Based on my understanding, this PMID is most likely missing because we weren't able to cluster it with the other sourced_papers which provide different representations for the same paper, hence marking this issue as a bug (@rodneykinney would you agree?) The good news is that we're not missing this paper completely since we get different representations of pubmed papers from different sources. I sampled a few more examples from the list and found the same pattern: S2 has the paper with the correct DOI and title in pubmed, but we're missing the PMID.

rodneykinney commented 1 year ago

The WHERE clauses are different because in one table the source is an enum, but in the other table the source is a prefix in the ID string.

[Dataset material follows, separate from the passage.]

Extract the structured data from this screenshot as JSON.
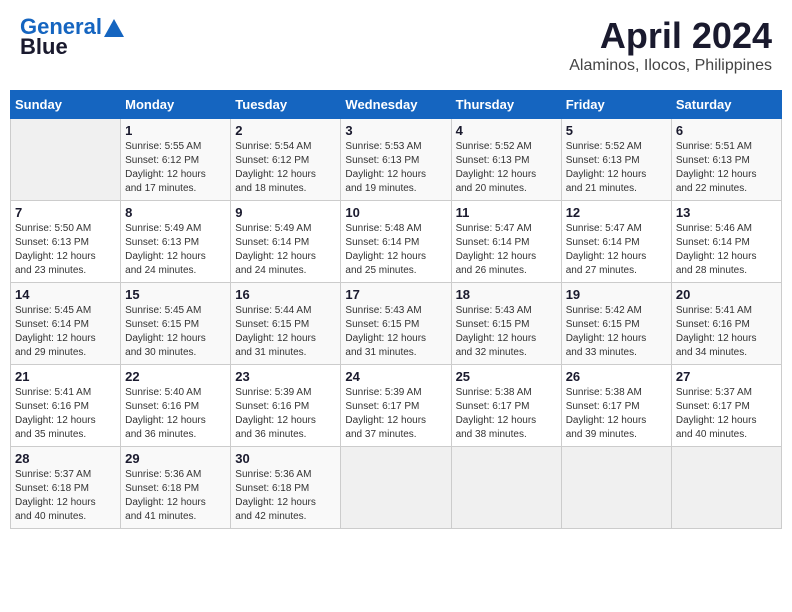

If a PMID is missing from our corpus entirely, it's because we dropped it from the DAQ for some reason. We retry on intermittent errors, so the most likely reason is that we failed to parse the XML. If we ingested the paper from PMC but clustered it incorrectly, then the PMID would be present in the corpus, as a duplicate.

In the case of PMID:34995702 we only get one hit searching for the title, so we must have dropped the PMC paper from the DAQ. So the error is mitigated by the fact that we do have the paper, but anybody attempting to look it up by its PMID won't be able to.

cfiorelli commented 12 months ago

Seems to be resolved EDIT: not resolved

cfiorelli commented 11 months ago

Review with Rodney, finding that .5% is within our current tolerance for this type of issue.